NewsCenter 5’s Jack Harper reported that four members of the Carlton family were transported from their home at 46 Carriage House Path to MetroWest Medical Center at about 7 a.m.

The victims were conscious when EMTs arrived. The family dog, Lucky, was taken to Ashland Animal Hospital.

“Reporting that his entire family had awoke feeling ill, headaches, dizzy, nauseous, and that their family pet was unable to stand up and move around,” Ashland Fire Department Chief William Kee said.

The father, Barryn Carlton, was able to call 911.

“I’m not feeling well. My whole family is feeling lightheaded, and the dog is even acting, falling down. It’s kind of odd that all of us are not feeling well,” he said.

When Lucky collapsed, his owner knew it was not a case of the flu.

“If she has carbon monoxide poisoning, it’s a very mild case. She is doing great. She should have a full recovery,” Ashland Animal Hospital Dr. Geoffrey Kardon said.

“Dizziness, headache, nausea, and I think that the key was the family pet being unable to get up and move around.
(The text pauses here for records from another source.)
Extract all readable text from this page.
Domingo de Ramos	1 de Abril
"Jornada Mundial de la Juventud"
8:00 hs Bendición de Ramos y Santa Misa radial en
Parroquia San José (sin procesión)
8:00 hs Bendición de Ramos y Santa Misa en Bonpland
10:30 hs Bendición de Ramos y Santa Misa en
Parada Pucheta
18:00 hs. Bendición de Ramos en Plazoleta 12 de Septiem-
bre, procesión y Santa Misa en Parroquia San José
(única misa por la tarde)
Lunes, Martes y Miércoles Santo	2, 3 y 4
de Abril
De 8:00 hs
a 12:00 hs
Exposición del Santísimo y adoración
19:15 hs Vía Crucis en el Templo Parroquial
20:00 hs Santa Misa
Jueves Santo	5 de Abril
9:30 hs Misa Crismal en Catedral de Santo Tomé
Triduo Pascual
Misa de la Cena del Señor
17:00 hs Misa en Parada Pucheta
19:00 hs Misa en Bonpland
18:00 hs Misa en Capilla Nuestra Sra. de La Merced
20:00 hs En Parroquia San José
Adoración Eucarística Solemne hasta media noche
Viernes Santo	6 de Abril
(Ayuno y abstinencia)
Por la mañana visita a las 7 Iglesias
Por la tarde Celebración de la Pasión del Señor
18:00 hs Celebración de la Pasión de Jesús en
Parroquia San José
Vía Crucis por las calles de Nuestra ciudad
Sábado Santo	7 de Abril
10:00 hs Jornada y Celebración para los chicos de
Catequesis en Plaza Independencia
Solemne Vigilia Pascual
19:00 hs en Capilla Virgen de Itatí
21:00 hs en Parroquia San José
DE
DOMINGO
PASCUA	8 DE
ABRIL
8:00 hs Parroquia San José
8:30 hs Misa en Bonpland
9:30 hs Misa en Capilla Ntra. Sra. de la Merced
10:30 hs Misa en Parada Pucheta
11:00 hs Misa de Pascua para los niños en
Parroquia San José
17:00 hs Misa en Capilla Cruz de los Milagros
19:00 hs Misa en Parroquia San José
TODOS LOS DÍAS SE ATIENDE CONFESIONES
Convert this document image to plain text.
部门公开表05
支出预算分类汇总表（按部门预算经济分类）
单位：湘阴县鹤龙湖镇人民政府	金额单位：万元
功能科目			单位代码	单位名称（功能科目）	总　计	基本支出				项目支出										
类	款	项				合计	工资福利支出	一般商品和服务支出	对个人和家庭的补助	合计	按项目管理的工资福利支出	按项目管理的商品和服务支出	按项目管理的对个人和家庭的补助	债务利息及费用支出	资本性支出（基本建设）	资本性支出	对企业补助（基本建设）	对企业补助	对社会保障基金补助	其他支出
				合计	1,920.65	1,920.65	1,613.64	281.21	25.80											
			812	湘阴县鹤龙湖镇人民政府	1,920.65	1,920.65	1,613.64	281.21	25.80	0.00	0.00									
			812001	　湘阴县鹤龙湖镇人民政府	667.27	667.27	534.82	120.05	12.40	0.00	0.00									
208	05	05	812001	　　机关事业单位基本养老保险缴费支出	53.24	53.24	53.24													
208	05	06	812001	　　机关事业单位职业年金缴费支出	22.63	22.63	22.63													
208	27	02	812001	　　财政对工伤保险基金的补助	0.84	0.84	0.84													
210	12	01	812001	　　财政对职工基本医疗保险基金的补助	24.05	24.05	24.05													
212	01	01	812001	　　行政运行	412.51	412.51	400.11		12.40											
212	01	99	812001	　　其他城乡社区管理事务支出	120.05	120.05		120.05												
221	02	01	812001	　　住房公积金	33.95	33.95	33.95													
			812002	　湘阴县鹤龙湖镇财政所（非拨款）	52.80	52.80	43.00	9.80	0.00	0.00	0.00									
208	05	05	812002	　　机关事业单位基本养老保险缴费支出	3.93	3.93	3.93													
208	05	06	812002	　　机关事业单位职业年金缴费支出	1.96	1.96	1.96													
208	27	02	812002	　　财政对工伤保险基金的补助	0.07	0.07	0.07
We were lucky. It very definitely could have been a tragedy,” Kee said.

All four family members were released from the hospital Tuesday afternoon.

“The dog was the one who saved us. The dog couldn’t stand. The dog was falling over, that’s when I said it had to be carbon monoxide,” Barryn Carlton said.

“I was getting ready for school, and I went downstairs and I was feeling lightheaded and dizzy, like I was going to pass out,” son Graeme Carlton said.

A faulty furnace may be to blame for the carbon monoxide leak, but the incident remained under investigation. Barryn Carlton said that his home had a working carbon monoxide detector, but the batteries may not have been working.

Last month, Gov. Mitt Romney signed Nicole’s Law, which will require every residence to have a working detector when the ownership of a home is transferred.

The law is named after Nicole Garafolo, a 7-year-old Plymouth, Mass., girl who died when heavy snow covered up a heating vent outside the family’s home, forcing carbon monoxide into the house.